Our objectives are to develop a business model that ensures our technology is available for patients and those involved in their care. The development of our technology therefore focuses on affordability, accessibility, and ease of use.
"The main work carried out over the project has been establishing the key markets where the Myosuit can support patients' training.

Over the past 8 months, prior to entering the market as a medical device, we have evaluated several business models with potential customers. In this process we have identified the key shortcomings of comparable technology. Today, robotic technology for movement training is mostly limited to specialized rehabilitation centers with large investment budgets, large spaces where to host the technology, and specialized personnel. These solutions range in price from €80k to €400k. Patients thus have limited access to this technology which can limit their ability to engage in regular physical activity.

One key outcome of the work performed has been the segmentation of our target market into three key segments: inpatient rehabilitation, outpatient rehabilitation, and self-directed rehabilitation. These 3 market segments are characterized by different willingness to invest in technology, different resources available to adapt new technology, and different expectations for the use of innovative technology.
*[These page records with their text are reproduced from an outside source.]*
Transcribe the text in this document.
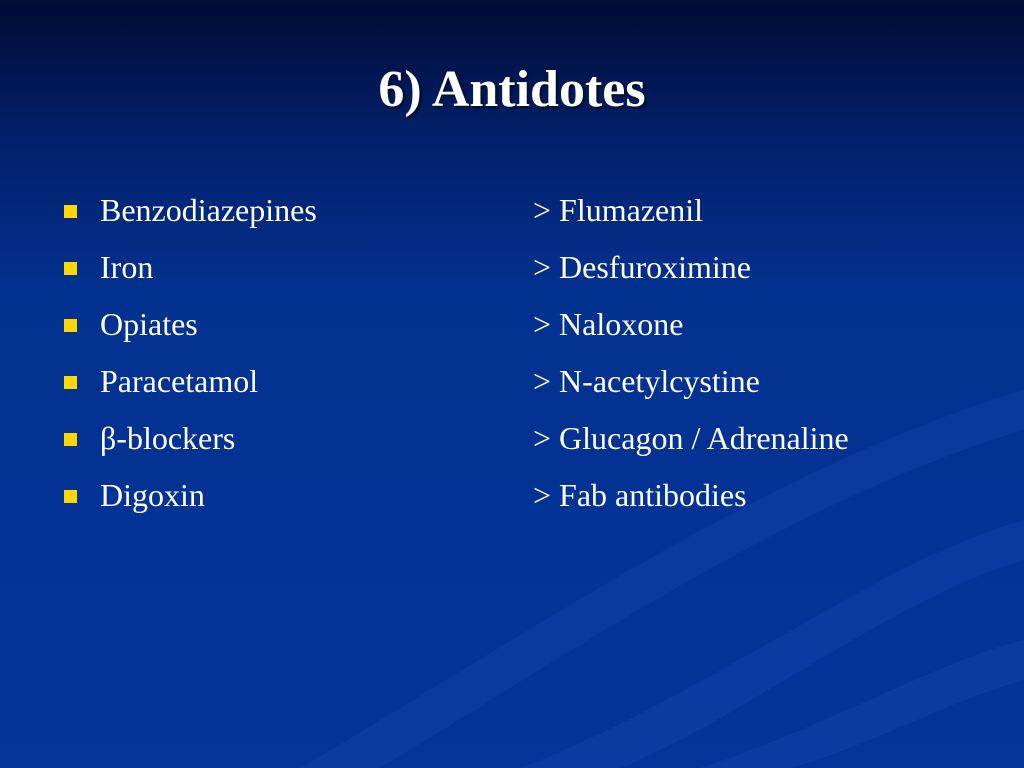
6) Antidotes
Benzodiazepines	> Flumazenil
Iron	> Desfuroximine
Opiates	> Naloxone
Paracetamol	> N-acetylcystine
β-blockers	> Glucagon / Adrenaline
Digoxin	> Fab antibodies
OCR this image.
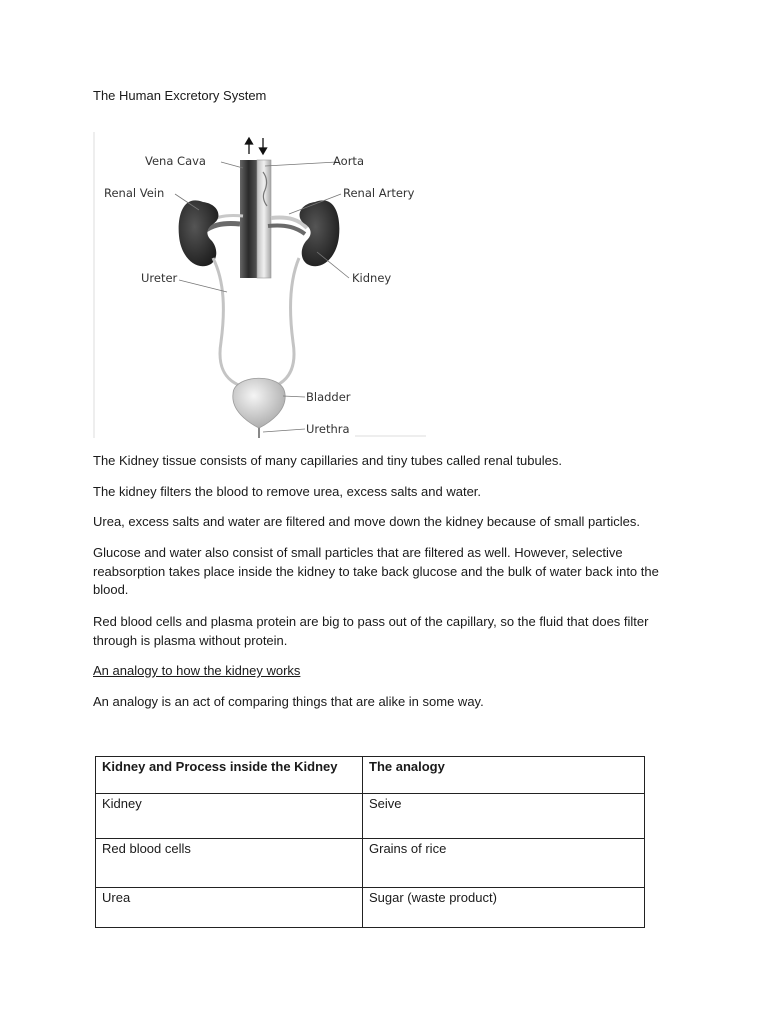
The Human Excretory System
Vena Cava	Aorta
Renal Vein	Renal Artery
Ureter	Kidney
Bladder
Urethra

The Kidney tissue consists of many capillaries and tiny tubes called renal tubules.

The kidney filters the blood to remove urea, excess salts and water.

Urea, excess salts and water are filtered and move down the kidney because of small particles.

Glucose and water also consist of small particles that are filtered as well. However, selective reabsorption takes place inside the kidney to take back glucose and the bulk of water back into the blood.

Red blood cells and plasma protein are big to pass out of the capillary, so the fluid that does filter through is plasma without protein.

An analogy to how the kidney works

An analogy is an act of comparing things that are alike in some way.

Kidney and Process inside the Kidney	The analogy
Kidney	Seive
Red blood cells	Grains of rice
Urea	Sugar (waste product)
Inpatient rehabilitation centers refer to larger clinics where patients typically spend a few weeks at a time. These larger centers are the best equipped to invest in new technology, integrate it into clinical practice, and are also typically the most up-to-date in the use of new technology. Outpatient centers represent a market size that is around 100 times larger than inpatient centers. However, the investment capability of this market segment is much smaller and they are typically less likely to invest the time and effort needed to integrate new technology into their daily practice. Finally, the self-directed rehabilitation market (e.g. home market) has the lowest willingness to invest and also places very high expectation on the capacity for technology to ""solve"" their problems related to mobility.

Following this segmentation of the market, we have adapted our approach to each market to meet their key needs for movement training. One exciting outcome during this time has been the ability to successfully sign contract with customers in each market segment. This is particularly the case for inpatient and outpatient centers. We are only indirectly addressing the self-directed market as having a version of the technology that can be used in daily life requires a significant investment of resources for development.

An additional development has been on digital products that support training with the Myosuit. The Myosuit is supported by two additional technologies: 1) Myosense–a cloud platform that aggregates and analyzes the movement data tracked while patients train with the Myosuit, and 2) Myotraining—and intelligence engine that designs personalized training plans for patients based on their goals and needs for training. This combination makes up the MyoSwiss platform."
We have orders from 10 customers for a total of 14 Myosuits. These customers include larger rehabili-tation centers, mid-size training centers, and small-er physiotherapy studios. This is very positive as it shows that with our proposed business model, we can reach beyond the larger rehabilitation centers and make robotic training available to the mass market.
These first Myosuits, together with Myosense and Myotraining will be delivered to customers starting in the first quarter of 2020.

We have now tested the Myosuit on many patients with different conditions that have lead to muscle weakness. This includes patients with neurological injuries (e.g. stroke, spinal cord injury), neurological conditions (e.g. multiple sclerosis, muscle dystrophies), and age-related muscle impairments (e.g. sarcopenia). This gives us great hope to address the need for people with mobility impairments to remain mobile and physically active despite their impairment.

We envision a future where technology for mobility assistance is simple, intuitive and—borrowing from the WHO’s approach to ageing and health—allows people to do the things they value for as long as possible.